- Born: August 13, 1967 (age 58) Zurich, Switzerland
- Other name: wpwrak
- Occupation: Programmer
- Known for: Linux Kernel, GCC

= Werner Almesberger =

Austrian computer programmer and hardware designer

Werner Almesberger (born 13 August 1967) is an Austrian free software computer programmer and an open-source hardware designer/maker. He is mainly known as a hacker of the Linux kernel.

Contributions to Linux (free software projects) include the LILO boot loader, the initial RAM disk (initrd), the MS-DOS file system, much of the ATM code, the tcng traffic control configurator, the UML-based simulator umlsim, and the Openmoko (a version of Linux for completely open, low-cost, high-volume phones).

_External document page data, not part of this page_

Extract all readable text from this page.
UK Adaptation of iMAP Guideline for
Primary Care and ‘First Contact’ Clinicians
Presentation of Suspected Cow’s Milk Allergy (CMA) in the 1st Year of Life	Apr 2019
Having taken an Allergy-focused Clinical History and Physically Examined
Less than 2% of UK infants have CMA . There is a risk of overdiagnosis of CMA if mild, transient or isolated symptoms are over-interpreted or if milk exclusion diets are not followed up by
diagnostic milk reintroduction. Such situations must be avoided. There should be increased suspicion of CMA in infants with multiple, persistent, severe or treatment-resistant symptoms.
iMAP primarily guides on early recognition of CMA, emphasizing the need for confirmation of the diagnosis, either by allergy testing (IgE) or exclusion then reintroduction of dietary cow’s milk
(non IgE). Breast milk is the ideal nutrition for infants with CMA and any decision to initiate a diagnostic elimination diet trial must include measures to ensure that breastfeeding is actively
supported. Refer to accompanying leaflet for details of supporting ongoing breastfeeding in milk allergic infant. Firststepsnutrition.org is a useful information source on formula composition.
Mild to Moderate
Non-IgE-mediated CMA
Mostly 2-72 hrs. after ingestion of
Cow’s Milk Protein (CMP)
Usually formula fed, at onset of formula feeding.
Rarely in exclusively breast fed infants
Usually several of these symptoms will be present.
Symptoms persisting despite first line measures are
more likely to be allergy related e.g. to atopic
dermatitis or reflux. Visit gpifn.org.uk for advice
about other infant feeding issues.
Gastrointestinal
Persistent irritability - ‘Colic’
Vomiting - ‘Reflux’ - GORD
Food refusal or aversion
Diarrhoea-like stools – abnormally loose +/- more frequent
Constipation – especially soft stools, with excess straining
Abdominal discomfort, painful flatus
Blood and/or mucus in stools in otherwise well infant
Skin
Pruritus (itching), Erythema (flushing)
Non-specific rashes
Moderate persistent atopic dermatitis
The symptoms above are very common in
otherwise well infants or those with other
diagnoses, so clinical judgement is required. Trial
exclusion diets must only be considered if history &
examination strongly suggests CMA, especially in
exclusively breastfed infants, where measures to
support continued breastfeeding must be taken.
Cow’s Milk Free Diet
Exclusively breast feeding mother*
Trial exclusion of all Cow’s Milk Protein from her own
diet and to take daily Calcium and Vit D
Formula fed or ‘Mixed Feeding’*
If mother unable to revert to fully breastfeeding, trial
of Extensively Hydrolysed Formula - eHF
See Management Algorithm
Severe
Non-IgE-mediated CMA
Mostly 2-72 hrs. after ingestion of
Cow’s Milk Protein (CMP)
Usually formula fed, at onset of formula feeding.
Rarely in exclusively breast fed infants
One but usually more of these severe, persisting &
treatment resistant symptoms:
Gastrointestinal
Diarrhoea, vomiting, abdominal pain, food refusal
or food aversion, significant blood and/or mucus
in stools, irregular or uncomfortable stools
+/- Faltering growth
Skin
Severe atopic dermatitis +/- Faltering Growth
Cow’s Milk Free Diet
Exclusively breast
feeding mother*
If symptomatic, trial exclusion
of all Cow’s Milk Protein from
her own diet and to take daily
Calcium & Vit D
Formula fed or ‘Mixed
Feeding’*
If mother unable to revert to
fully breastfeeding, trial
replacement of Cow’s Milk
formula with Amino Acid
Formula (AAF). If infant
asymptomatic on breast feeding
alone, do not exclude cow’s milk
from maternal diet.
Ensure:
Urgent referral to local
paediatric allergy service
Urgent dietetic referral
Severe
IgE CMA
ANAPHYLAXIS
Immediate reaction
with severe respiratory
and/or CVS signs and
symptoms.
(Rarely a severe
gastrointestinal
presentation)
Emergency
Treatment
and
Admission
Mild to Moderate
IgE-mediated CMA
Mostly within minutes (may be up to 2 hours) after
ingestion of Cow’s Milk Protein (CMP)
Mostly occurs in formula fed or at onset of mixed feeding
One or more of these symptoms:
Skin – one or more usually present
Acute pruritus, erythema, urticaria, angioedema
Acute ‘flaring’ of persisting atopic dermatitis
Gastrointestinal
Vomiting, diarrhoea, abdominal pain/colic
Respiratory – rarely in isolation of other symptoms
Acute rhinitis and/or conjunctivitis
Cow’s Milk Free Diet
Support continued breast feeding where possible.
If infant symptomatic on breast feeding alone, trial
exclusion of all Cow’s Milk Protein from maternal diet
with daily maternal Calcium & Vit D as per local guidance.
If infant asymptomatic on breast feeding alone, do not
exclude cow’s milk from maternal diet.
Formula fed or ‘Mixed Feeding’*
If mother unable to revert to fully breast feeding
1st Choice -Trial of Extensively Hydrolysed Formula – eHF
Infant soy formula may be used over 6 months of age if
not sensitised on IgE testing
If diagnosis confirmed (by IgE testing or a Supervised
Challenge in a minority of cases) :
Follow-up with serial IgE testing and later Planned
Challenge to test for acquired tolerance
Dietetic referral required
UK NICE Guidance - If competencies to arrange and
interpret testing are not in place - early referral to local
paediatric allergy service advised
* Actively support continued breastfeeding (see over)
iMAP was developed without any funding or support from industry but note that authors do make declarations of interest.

==Involvement in the Linux kernel==
While a PhD student in Communications at the Swiss Federal Institute of Technology Lausanne (EPFL) he did contributions to several key pieces in the early days of the Linux kernel, in particular as developer of DOS file system, LILO bootloader (the most used Linux bootloader during the youth of the Linux kernel project)
and initrd initial RAM disk.

==Differentiated Services on Linux==
Werner Almesberger wrote the code to support differentiated services on Linux.

==Linux ATM==
Almesberger was the leader of the asynchronous transfer mode network on Linux project, which has been part of the Linux system since 1995.

==Openmoko==
Werner Almesberger was a system architect for Openmoko, the first project to create a smartphone platform using free software. It used the Linux kernel, with a graphical user environment which uses X.Org Server, and the Matchbox window manager. The project also released full schematics of the open phone design.

==Recent work==
Almesberger contributes as the architect of several open source hardware Qi hardware community projects, like implementing an IEEE 802.15.4 subsystem for Ben NanoNote made up of two boards.

In 2013 he started developing the Anelok password safe and, in 2014, he joined the Neo900 open smartphone project where he assists on a broad range of technical and related issues, and he now divides his time between these two projects.

==Life==
He lives in Argentina, doing trips around the world from time to time, for talks in conferences (like being keynote speaker at Linux Symposium in 2008), and for hardware and software work.